Alice pensa très fort à l'herbe battue par le vent...aux détails de la roche...aux remous de l'océan.

L'odeur inaltérable des embruns, du sel. Le vent puissant qui repoussait ses cheveux en arrière. Le bruit des vagues qui se brisaient sur les rochers en contrebas. Elle y était parvenue. Cette fois, c'était le bon endroit. Elle reprit doucement son souffle avant d'ouvrir les yeux. Au loin, au milieu d'un champ de buissons épineux, se dressait une curieuse construction que connaissait bien Alice. L'astre nocturne éclairait pâlement la structure longiligne.

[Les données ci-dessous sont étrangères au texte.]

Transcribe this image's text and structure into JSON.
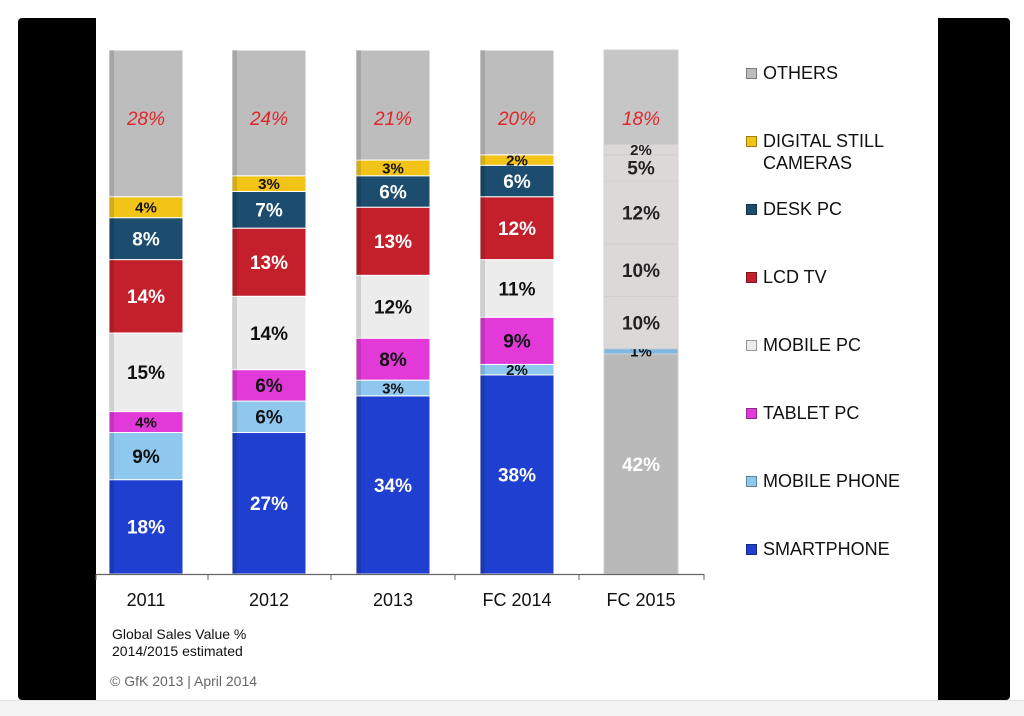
{
  "chart_data": {
    "type": "bar",
    "stacked": true,
    "categories": [
      "2011",
      "2012",
      "2013",
      "FC 2014",
      "FC 2015"
    ],
    "ylim": [
      0,
      100
    ],
    "series": [
      {
        "name": "SMARTPHONE",
        "color": "#1e3fcf",
        "label_color": "#ffffff",
        "values": [
          18,
          27,
          34,
          38,
          42
        ],
        "labels": [
          "18%",
          "27%",
          "34%",
          "38%",
          "42%"
        ]
      },
      {
        "name": "MOBILE PHONE",
        "color": "#8ec8ef",
        "label_color": "#111111",
        "values": [
          9,
          6,
          3,
          2,
          1
        ],
        "labels": [
          "9%",
          "6%",
          "3%",
          "2%",
          "1%"
        ]
      },
      {
        "name": "TABLET PC",
        "color": "#e23ad8",
        "label_color": "#111111",
        "values": [
          4,
          6,
          8,
          9,
          10
        ],
        "labels": [
          "4%",
          "6%",
          "8%",
          "9%",
          "10%"
        ]
      },
      {
        "name": "MOBILE PC",
        "color": "#ececec",
        "label_color": "#111111",
        "values": [
          15,
          14,
          12,
          11,
          10
        ],
        "labels": [
          "15%",
          "14%",
          "12%",
          "11%",
          "10%"
        ]
      },
      {
        "name": "LCD TV",
        "color": "#c4202b",
        "label_color": "#ffffff",
        "values": [
          14,
          13,
          13,
          12,
          12
        ],
        "labels": [
          "14%",
          "13%",
          "13%",
          "12%",
          "12%"
        ]
      },
      {
        "name": "DESK PC",
        "color": "#1c4d6e",
        "label_color": "#ffffff",
        "values": [
          8,
          7,
          6,
          6,
          5
        ],
        "labels": [
          "8%",
          "7%",
          "6%",
          "6%",
          "5%"
        ]
      },
      {
        "name": "DIGITAL STILL\nCAMERAS",
        "color": "#f2c418",
        "label_color": "#111111",
        "values": [
          4,
          3,
          3,
          2,
          2
        ],
        "labels": [
          "4%",
          "3%",
          "3%",
          "2%",
          "2%"
        ]
      },
      {
        "name": "OTHERS",
        "color": "#bdbdbd",
        "label_color": "#e0262a",
        "values": [
          28,
          24,
          21,
          20,
          18
        ],
        "labels": [
          "28%",
          "24%",
          "21%",
          "20%",
          "18%"
        ]
      }
    ],
    "legend_order": [
      "OTHERS",
      "DIGITAL STILL\nCAMERAS",
      "DESK PC",
      "LCD TV",
      "MOBILE PC",
      "TABLET PC",
      "MOBILE PHONE",
      "SMARTPHONE"
    ],
    "legend_position": "right",
    "faded_category": "FC 2015",
    "faded_color": "#b9b9b9",
    "grid": false
  },
  "footnote": {
    "line1": "Global Sales Value %",
    "line2": "2014/2015 estimated"
  },
  "copyright": "© GfK 2013 | April 2014"
}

Mais la lampe de celle-ci, située en principe en son sommet, ne balayait pas les flots. En réalité, aucune lumière, aucune vie n'émanait du phare abandonné. Un léger craquement retentit à côté d'elle. La jeune fille ne bougea pas d'un millimètre. Quelqu'un s'avança sur la pierre, ses pas se dirigeant vers la sinistre tour. Alice jeta un bref coup d'œil à sa montre. D'autres silhouettes apparurent. Elle ne s'était pas trompée. L'assemblée des Héritiers de Pinkstone allait se dérouler ici. Et elle était plus que jamais décidée à trouver un moyen pour échapper à la vigilance suffocante du Ministère.

Bien plus tard, elle s'écroula sur son lit, sans se donner la peine de se déshabiller. Sa motivation venait de se renforcer. Elle disposait désormais de solutions pour déjouer la surveillance constante du Gouvernement.